Dans l'affaire des possedees de Louviers, suivant le Pere Bosroger[1],
[Note 1: La Piete affligee, ou Discours historique et theologique
de la possession des religieuses dictes de Saincte-Elisabeth de
Louviers, etc., par le R.P. Esprit de Bosroger. Rouen, Jean Le
Boulenger, 1652, in-4 deg., p. 137.]
"La soeur Marie de Saint-Nicholas apperceut deux formes effroyables, l'une representait un vieil homme avec une grande barbe, lequel ressemblait a nostre faux spirituel; ce phantosme qu'elle apperceut a quatre heures du matin, environ le soleil levant s'assit sur les pieds de sa couche, et luy dit d'un ton d'homme desespere: Je viens de voir Madelene Bauan, et la soeur du Saint-Sacrement; ah que Madelene est mechante! elle est entierement a nous, mais l'autre nous ne la scaurions gagner.
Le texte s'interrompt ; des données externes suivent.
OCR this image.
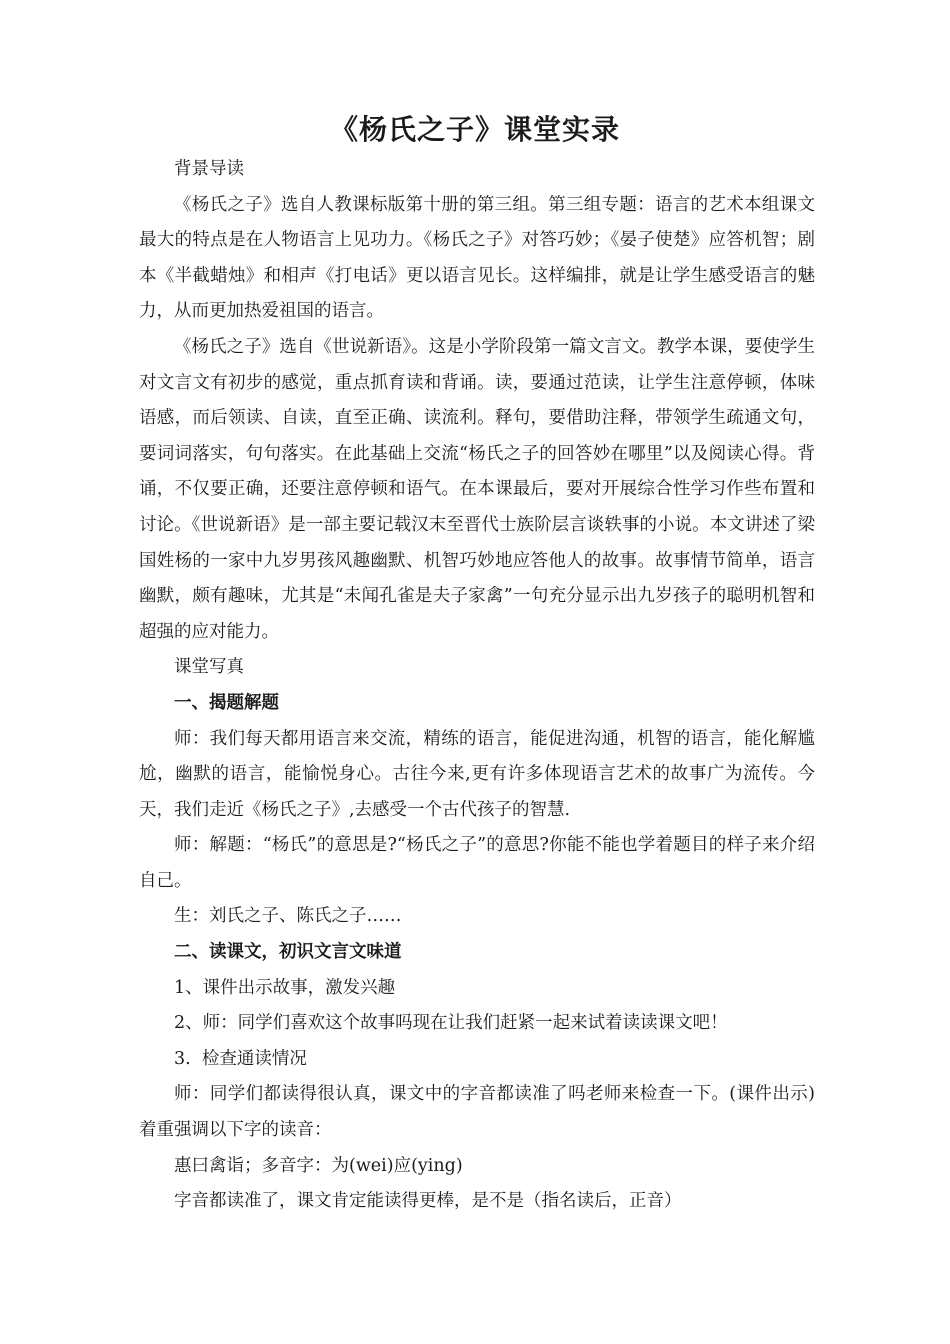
《杨氏之子》课堂实录

背景导读

《杨氏之子》选自人教课标版第十册的第三组。第三组专题：语言的艺术本组课文最大的特点是在人物语言上见功力。《杨氏之子》对答巧妙；《晏子使楚》应答机智；剧本《半截蜡烛》和相声《打电话》更以语言见长。这样编排，就是让学生感受语言的魅力，从而更加热爱祖国的语言。

《杨氏之子》选自《世说新语》。这是小学阶段第一篇文言文。教学本课，要使学生对文言文有初步的感觉，重点抓育读和背诵。读，要通过范读，让学生注意停顿，体味语感，而后领读、自读，直至正确、读流利。释句，要借助注释，带领学生疏通文句，要词词落实，句句落实。在此基础上交流“杨氏之子的回答妙在哪里”以及阅读心得。背诵，不仅要正确，还要注意停顿和语气。在本课最后，要对开展综合性学习作些布置和讨论。《世说新语》是一部主要记载汉末至晋代士族阶层言谈轶事的小说。本文讲述了梁国姓杨的一家中九岁男孩风趣幽默、机智巧妙地应答他人的故事。故事情节简单，语言幽默，颇有趣味，尤其是“未闻孔雀是夫子家禽”一句充分显示出九岁孩子的聪明机智和超强的应对能力。

课堂写真

一、揭题解题

师：我们每天都用语言来交流，精练的语言，能促进沟通，机智的语言，能化解尴尬，幽默的语言，能愉悦身心。古往今来,更有许多体现语言艺术的故事广为流传。今天，我们走近《杨氏之子》,去感受一个古代孩子的智慧.

师：解题：“杨氏”的意思是?“杨氏之子”的意思?你能不能也学着题目的样子来介绍自己。

生：刘氏之子、陈氏之子……

二、读课文，初识文言文味道

1、课件出示故事，激发兴趣

2、师：同学们喜欢这个故事吗现在让我们赶紧一起来试着读读课文吧！

3.  检查通读情况

师：同学们都读得很认真，课文中的字音都读准了吗老师来检查一下。(课件出示)着重强调以下字的读音：

惠曰禽诣；多音字：为(wei)应(ying)

字音都读准了，课文肯定能读得更棒，是不是（指名读后，正音）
Ce spectre obligea la soeur Marie de Saint-Nicholas de recourir a Dieu en faisant le signe de la croix, et aussitost elle fut delivree de ce phantosme; l'autre estoit seulement comme une teste grosse et fort noire, que cette fille envisagea en plein jour a la fenestre d'un grenier, laquelle donnoit dans celui ou elle travailloit; cette teste la regarda long-temps, et luy causa une grande frayeur, elle ne laissa pourtant de la considerer attentivement, jusqu'a ce qu'elle remarqua que cette teste commencoit a descendre de la fenestre; car pour lors elle fut saisie de peur, et se retira, puis aussitost ayant pris courage, elle alla dans le grenier ou la forme avoit paru, mais elle n'y trouva plus rien, sinon quelque temps apres qu'elle avisa dans le meme endroit des cordes qui se rouloient d'elles-memes et l'on voyoit tomber le linge dont elles etoient chargees; souvent on renversoit les meubles et on entendoit des bruits epouvantables."
D'apres le meme auteur, dans la meme affaire[1],
[Note 1: La Piete affligee, p. 421.]
"Un homme ayant apporte a Picard une lettre d'importance arriva a onze heures de nuit a son presbytere passant au travers de la cour close d'un mur, et entra dans la cuisine qui etoit ouverte, ou il trouva Picard courbe sur la table, et un homme noir et inconnu vis-a-vis de luy. Picard luy feit sa reponse de bouche, passa de la cuisine dans une chambre basse, laquelle il trouva pareillement ouverte; aussitost le deposant entendit un cry effroyable dont il avoit eu grand peur: ce vilain homme noir et inconnu luy reprocha qu'il trembloit, et avoit peur."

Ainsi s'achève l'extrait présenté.